Best of breed solutions are starting to offer better integration than large incumbent software providers whose strength in the past was their offer of one-stop shopping. That’s one of our takeaways from comments made by Box CEO Aaron Levie at a pre-event briefing prior to his company’s user conference which kicked off in San Francisco this morning.

Ever since software was invented, companies have debated endlessly whether they were best served holistically by one or two large vendors who could meet most of their needs – or whether they were better off buying best of breed solutions from point providers. And in truth, the bias has swung between the two. Cloud computing initially saw a shift back to incumbency as vendors like Salesforce and Oracle went on a SaaS acquisition spree to build out sales, marketing, and HCM clouds.

One of the articles of faith in this debate is that best of breed providers might provide more specific capabilities but a homogenous vendor would provide a more integrated solution making life easier for CIOs and their internal customers.

However, many large enterprise customers have experienced a very different reality as Which-50 has reported in the past. Big marketing or sales clouds are rarely built from the ground up. They are instead amalgamations of acquisitions that need to be plugged together which involves both technological and cultural integration.

Teams thrown together artificially after an acquisition often find themselves struggling to gel under a unified approach. Founders, no longer in control of their own destiny after the acquisition sometimes bristle under the corporate strictures of their new overlords, while other key members – critically from engineering, for instance – become a flight risk when the cultures fail to gel.

Best of breed companies who obsess around the customer experience, on the other hand, have the same or even a stronger incentive to make the collaboration work but suffer none (or far fewer) of the cultural or organisational overheads typically found inside large incumbent businesses built on acquisitions.

Box sits firmly in the best of breed camp. Its chief product officer Jeetu Patel argues that the ecosystem is the product, and the company works closely with partners it also considers best of breed such as Slack, Zoom, and Okta.

While carefully avoiding the use of the word suite (because Box has started offering its own) Levie told Which-50, “The incumbent model brings lots technology together and sells it as one thing.”

It’s a business model and a strategy based on distribution powers, he says.

“So what that is basically saying is I have a customer relationship, I’m going to shove more technology into that customer relationship. The user experience is not the premium. And so as a vendor, you don’t really need a high degree of interoperability because distribution is your strength,” he’s said.

“If you think about companies like Box, and Slack and Zoom and Okta our strength is product experience. That’s why we exist, we are doing something better than the incumbent.
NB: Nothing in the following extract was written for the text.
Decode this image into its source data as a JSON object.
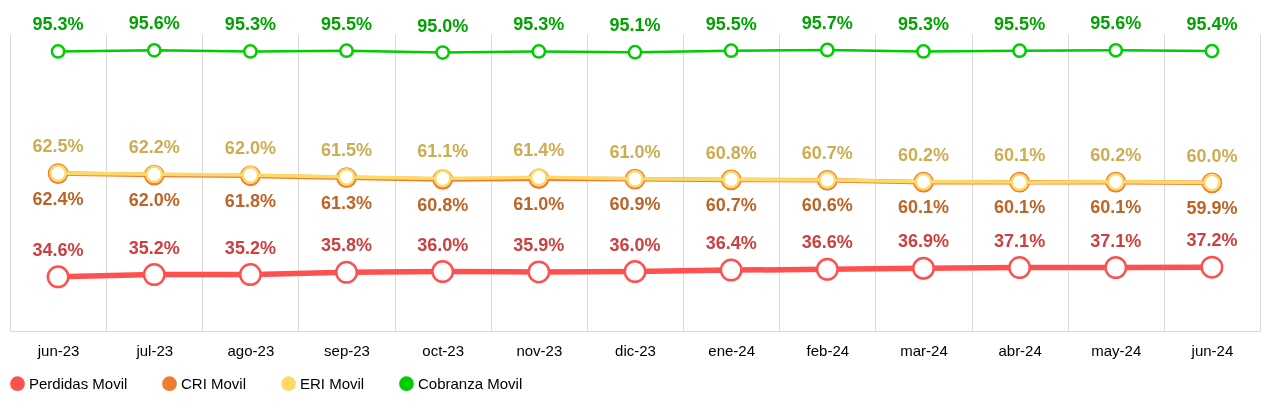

Given our premium is on product experience, then you expect the premium also to be on the integration and the seamlessness.”

He offered as a contrast the Skype/Microsoft Teams experience to that of Box and Zoom.

“Do you believe that Skype and Microsoft Teams is providing a better experience than Zoom and Slack? The answer is no in my opinion because I think that Skype only works half the time.  I’m going to bet on the world’s best communication tool with Slack and the world’s best video tool, which is Zoom. And I’m going to bet that those experiences iterate at a much faster pace.”

The roll call of industry leaders at the Box conference suggests that the company is leveraging its best of breed status to build an up-sized influence in the industry. IBM’s CEO Ginny Rometty and Adobe’s Shantanu Narayan joined traditional Box partners by Okta’s Todd McKinnon and Zoom’s founder and CEO Eric Yuan on the conference run sheet.

Company vision

Speaking later at the BoxWorks19 conference Levie used his keynote to reaffirm the company’s vision of its role in the industry.

“People are going to want to share and collaborate and work on information on any device at any time, at any location, anywhere around the world, in a very secure way, in a way that you can trust.”

This would be done in a way that keeps data private and secure, and greater control is provided to the user, he said.

The 14-year-old company which is a leader in the collaboration software space has 95,000 customers and says 69 per cent of the Fortune 500 companies use its software.

“So many people around the world are really thinking about how they going to transform the way they work, and the way they operate in the cloud,” he told attendees.